Mengangkat penggalan sejarah dalam bentuk novel, apalagi dengan eksplisit seperti dalam karya ini (yakni, bahwa ini adalah kisah Salahuddin al-Ayyubi), cenderung memicu persoalan epistemologis yang cukup serius: seberapa jauh dan seberapa mendalam aspek “fiktif” yang dihadirkan penulis sehingga pada tingkat tertentu (tidak) mencederai alur sejarah yang “sesungguhnya terjadi”? Meski di pengantar singkat Tariq Ali menegaskan bahwa “semakin seseorang menjelajahi kehidupan batin yang dibayangkan dari tokoh-tokohnya, kian penting ia mesti bersetia pada fakta-fakta dan peristiwa-peristiwa historis” (hlm. 15), pertanyaan di atas masih akan cukup menantang untuk dijawab dalam konteks novel ini.

Tentu saja, pada akhirnya persoalan ini semakin memperjelas karakter penulisan sejarah, baik dalam bentuk konvensional maupun yang difiksikan, yang pada dasarnya memang penuh nuansa interpretasi. Mengapa Tariq Ali berfokus pada kisah hidup Salahuddin, bukannya tokoh penting Perang Salib lainnya seperti Imaduddin Zengi, Nuruddin, atau Baybars (1260-1277), yang dalam sejarah Perang Salib sendiri kurang mendapat tempat yang sebanding dengan peran penting mereka, atau bahkan Richard si Hati Singa (1157-1199); mengapa Bahauddin Ibnu Syaddad (1145-1234), sahabat dan penulis biografi Salahuddin, sama sekali tidak dihadirkan dalam novel ini; mengapa momen peralihan Salahuddin menjadi sosok yang lebih religius tidak ditelisik lebih teliti; atau mengapa banyak skandal seksual yang dikemukakan—semuanya menegaskan aspek interpretatif dari penulisan sejarah.
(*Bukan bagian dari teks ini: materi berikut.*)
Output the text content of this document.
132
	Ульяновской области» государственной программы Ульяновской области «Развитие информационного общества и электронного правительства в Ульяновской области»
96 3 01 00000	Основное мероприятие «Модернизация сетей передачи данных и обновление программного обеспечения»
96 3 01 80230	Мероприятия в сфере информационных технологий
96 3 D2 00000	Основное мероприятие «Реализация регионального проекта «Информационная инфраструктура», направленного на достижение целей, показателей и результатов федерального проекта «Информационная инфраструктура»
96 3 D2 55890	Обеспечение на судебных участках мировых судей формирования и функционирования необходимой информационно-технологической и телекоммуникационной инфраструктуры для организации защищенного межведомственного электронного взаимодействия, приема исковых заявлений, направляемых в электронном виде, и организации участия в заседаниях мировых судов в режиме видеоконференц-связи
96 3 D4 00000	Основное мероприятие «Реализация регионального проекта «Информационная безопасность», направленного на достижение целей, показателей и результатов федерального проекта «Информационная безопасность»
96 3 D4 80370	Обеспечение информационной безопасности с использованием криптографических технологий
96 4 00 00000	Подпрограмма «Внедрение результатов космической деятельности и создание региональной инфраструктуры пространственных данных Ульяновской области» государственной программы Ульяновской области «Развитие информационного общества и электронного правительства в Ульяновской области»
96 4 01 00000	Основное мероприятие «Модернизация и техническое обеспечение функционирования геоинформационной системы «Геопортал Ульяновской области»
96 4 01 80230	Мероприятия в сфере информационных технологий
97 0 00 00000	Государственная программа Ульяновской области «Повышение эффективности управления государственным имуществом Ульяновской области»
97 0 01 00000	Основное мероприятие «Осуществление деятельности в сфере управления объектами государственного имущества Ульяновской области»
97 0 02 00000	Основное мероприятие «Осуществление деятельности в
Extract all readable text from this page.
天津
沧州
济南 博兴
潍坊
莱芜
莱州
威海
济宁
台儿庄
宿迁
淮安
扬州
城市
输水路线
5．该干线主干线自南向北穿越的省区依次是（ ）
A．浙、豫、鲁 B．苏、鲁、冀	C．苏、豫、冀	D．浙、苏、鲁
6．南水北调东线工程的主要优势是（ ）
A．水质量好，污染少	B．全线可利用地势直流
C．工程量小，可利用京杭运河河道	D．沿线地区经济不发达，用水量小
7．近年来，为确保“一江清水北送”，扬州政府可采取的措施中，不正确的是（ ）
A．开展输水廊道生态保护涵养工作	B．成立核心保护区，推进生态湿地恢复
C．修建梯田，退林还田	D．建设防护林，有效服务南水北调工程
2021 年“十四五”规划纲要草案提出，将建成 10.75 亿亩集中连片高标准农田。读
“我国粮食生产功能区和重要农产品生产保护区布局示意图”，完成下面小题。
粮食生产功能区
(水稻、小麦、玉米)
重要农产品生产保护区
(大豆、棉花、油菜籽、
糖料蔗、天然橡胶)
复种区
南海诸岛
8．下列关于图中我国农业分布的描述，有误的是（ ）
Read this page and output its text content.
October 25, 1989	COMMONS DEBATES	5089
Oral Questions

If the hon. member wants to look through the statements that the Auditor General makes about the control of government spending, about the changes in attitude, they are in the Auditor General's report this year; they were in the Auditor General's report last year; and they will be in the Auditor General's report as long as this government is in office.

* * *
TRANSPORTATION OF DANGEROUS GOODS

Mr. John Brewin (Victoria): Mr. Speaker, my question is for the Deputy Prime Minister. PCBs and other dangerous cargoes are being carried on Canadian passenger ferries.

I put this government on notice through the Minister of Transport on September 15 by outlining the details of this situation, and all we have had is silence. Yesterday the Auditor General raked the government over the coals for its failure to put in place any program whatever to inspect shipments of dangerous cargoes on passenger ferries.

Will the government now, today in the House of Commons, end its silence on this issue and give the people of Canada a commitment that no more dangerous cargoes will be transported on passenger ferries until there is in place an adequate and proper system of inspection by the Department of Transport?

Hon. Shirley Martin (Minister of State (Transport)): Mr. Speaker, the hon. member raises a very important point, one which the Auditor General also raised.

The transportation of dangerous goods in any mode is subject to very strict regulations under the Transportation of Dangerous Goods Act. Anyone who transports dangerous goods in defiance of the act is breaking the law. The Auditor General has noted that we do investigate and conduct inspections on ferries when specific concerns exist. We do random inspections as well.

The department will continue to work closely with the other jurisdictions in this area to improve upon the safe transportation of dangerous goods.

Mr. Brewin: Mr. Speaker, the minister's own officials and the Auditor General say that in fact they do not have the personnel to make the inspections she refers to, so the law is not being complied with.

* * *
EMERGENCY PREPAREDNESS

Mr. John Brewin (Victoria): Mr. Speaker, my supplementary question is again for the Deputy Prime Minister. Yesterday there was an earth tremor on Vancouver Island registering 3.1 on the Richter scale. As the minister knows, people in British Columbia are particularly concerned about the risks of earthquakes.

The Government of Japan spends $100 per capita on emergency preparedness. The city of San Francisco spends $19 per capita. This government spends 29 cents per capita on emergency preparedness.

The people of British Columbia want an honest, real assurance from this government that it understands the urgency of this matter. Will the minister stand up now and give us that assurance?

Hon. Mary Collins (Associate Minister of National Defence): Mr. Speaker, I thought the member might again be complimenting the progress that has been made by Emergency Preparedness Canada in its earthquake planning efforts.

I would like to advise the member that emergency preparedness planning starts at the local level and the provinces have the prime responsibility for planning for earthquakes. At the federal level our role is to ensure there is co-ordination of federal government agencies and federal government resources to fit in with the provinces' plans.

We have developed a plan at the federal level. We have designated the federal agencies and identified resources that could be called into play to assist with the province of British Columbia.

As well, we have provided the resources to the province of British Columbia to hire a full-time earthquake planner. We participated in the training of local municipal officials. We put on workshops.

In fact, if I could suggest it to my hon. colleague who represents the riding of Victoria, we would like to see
Relevan dengan hal tersebut, maka kehadiran dan pergulatan tokoh-tokoh perempuan (fiktif) yang dihadirkan Tariq Ali dalam novel ini akan terlihat sangat jauh berbeda konteks dan maknanya dengan kehadiran sosok Sibylla dalam film Kingdom of Heaven yang disutradarai Ridley Scott, yang terkesan cenderung hanya “dieksploitasi” secara seksual, meski sosok Sibylla sendiri secara historis memang ada. Halimah dan Jamilah, dengan kecerdasan dan penguasaan mereka atas pemikiran filsafat Ibnu Rusyd, Ibnu Sina, al-Farabi, dan sebagainya, dalam novel ini seperti hendak menjadi corong Tariq Ali untuk menunjukkan dunia patriarki Abad Pertengahan dan ketertenggelaman peran kaum perempuan baik dalam pergaulan sosial maupun dalam penulisan sejarah. Dalam percakapan dengan Ibnu Yakub, misalnya, Halimah mengutip Ibnu Rusyd yang mengkritik kecenderungan memanfaatkan perempuan secara terbatas untuk tujuan memiliki keturunan semata (hlm. 166); Jamilah juga mengutip Ibnu Rusyd untuk mempertegas peran penting perempuan dalam ranah sosial, bahkan juga intelektual (hlm. 216).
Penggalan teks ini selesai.